Since this is a review for a classical website, it is necessary to point out that F.’s grasp of Greek and Roman language and history is tenuous: archês is not the Greek for ‘rule’, the Athenian boulê was not a 400-strong legislative debating chamber, the juries were not open to any citizen, Socrates did not advocate Plato’s theory of utopia, the singular of novi homines was not nove homine, and Opimius, not Opiumus, dealt with Gaius Gracchus. One hopes these last two were proof-copy misprints, but many more examples could be produced. If this standard of her ‘ten years’ research’ applies across the book, it does not encourage confidence.
That said, this very readable book is essentially a populist one—her ‘research’ derives almost exclusively from reading books, government sources and newspaper articles—and for that purpose, in broad outline, what F. says about the general principles of Athenian democracy is accurate enough. Her solution is not new: it is digital democracy, the whole populace being invited to press buttons on the issues of today.
The problem is that, whatever system one introduces, people have to get their information from somewhere. If that information is in the grip of the rich and powerful, changing the ballot-box will make no difference. That said, many of the rich and powerful provide us with our livelihoods, services and pensions: they need a say against potential government depredation or incompetence. F. simply assumes that their interventions must automatically be evil. Second, if digital democracy is to work, it is necessary to conclude that what works on the micro-scale—our jury system offers an analogy, and F. suggests others—would also work on the macro-scale.
It is surprising that the education of voters does not feature large in her book; and that Switzerland gets only a cursory nod. But referenda are as close as we currently get to Athenian democracy, and Swiss politicians can do nothing without getting popular approval through referenda, one issue at a time. It is the same at canton level too. A few years ago, the Geneva education authority decided to end the teaching of Latin in schools. It went to a referendum, and the proposal was rejected. The culture is endemic at all levels.
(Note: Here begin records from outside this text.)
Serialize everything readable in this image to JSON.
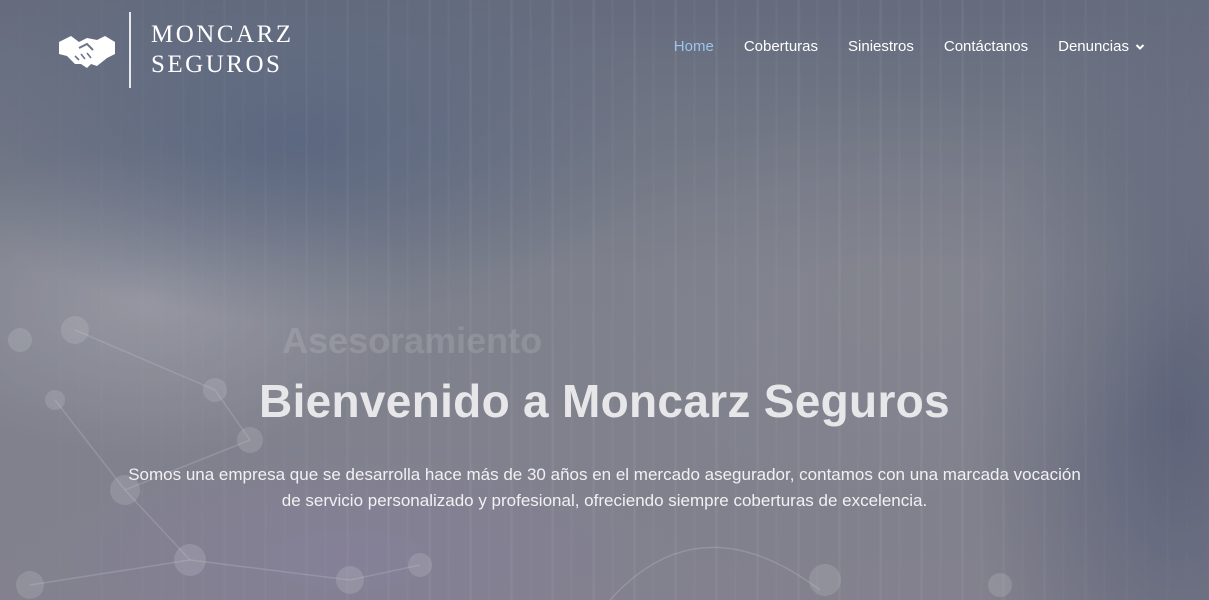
{
  "brand": {
    "name_line1": "MONCARZ",
    "name_line2": "SEGUROS",
    "icon": "handshake-icon"
  },
  "nav": {
    "items": [
      {
        "label": "Home",
        "active": true
      },
      {
        "label": "Coberturas",
        "active": false
      },
      {
        "label": "Siniestros",
        "active": false
      },
      {
        "label": "Contáctanos",
        "active": false
      },
      {
        "label": "Denuncias",
        "active": false,
        "has_dropdown": true,
        "icon": "chevron-down-icon"
      }
    ]
  },
  "hero": {
    "ghost_text": "Asesoramiento",
    "title": "Bienvenido a Moncarz Seguros",
    "subtitle_line1": "Somos una empresa que se desarrolla hace más de 30 años en el mercado asegurador, contamos con una marcada vocación",
    "subtitle_line2": "de servicio personalizado y profesional, ofreciendo siempre coberturas de excelencia."
  },
  "colors": {
    "nav_active": "#9ec3ee",
    "nav_text": "#ffffff",
    "title_text": "#e7e7ea"
  }
}
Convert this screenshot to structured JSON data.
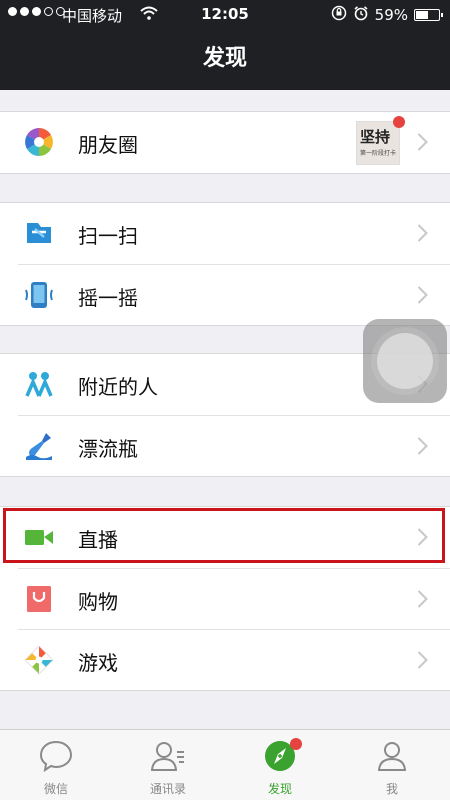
{
  "status_bar": {
    "carrier": "中国移动",
    "time": "12:05",
    "battery": "59%",
    "battery_level": 0.59,
    "signal_bars_filled": 3,
    "signal_bars_total": 5
  },
  "nav": {
    "title": "发现"
  },
  "groups": [
    {
      "items": [
        {
          "label": "朋友圈",
          "icon": "moments-aperture-icon",
          "thumbnail_text": "坚持",
          "thumbnail_subtext": "第一阶段打卡"
        }
      ]
    },
    {
      "items": [
        {
          "label": "扫一扫",
          "icon": "scan-icon"
        },
        {
          "label": "摇一摇",
          "icon": "shake-icon"
        }
      ]
    },
    {
      "items": [
        {
          "label": "附近的人",
          "icon": "people-nearby-icon"
        },
        {
          "label": "漂流瓶",
          "icon": "drift-bottle-icon"
        }
      ]
    },
    {
      "items": [
        {
          "label": "直播",
          "icon": "live-camera-icon"
        },
        {
          "label": "购物",
          "icon": "shopping-icon"
        },
        {
          "label": "游戏",
          "icon": "games-icon"
        }
      ]
    }
  ],
  "tabbar": {
    "items": [
      {
        "label": "微信",
        "icon": "chat-bubble-icon"
      },
      {
        "label": "通讯录",
        "icon": "contacts-icon"
      },
      {
        "label": "发现",
        "icon": "compass-icon",
        "active": true
      },
      {
        "label": "我",
        "icon": "profile-icon"
      }
    ]
  },
  "colors": {
    "nav_bg": "#1f2023",
    "accent_green": "#3aa22e",
    "highlight_red": "#c8141a",
    "badge_red": "#e64340"
  }
}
Talk to any Swiss school head about changing the system of peg-numbers and (s)he will tell you that, exhaustingly and exhaustively, it will have to go through every staff, pupil, governor, parent and heaven knows what other committee before it is accepted.
So it can be done. The example of the British referendum on EU membership, however, let alone EU referenda (vote till you get the EU-approved answer), indicates that the system will not be changing any time soon.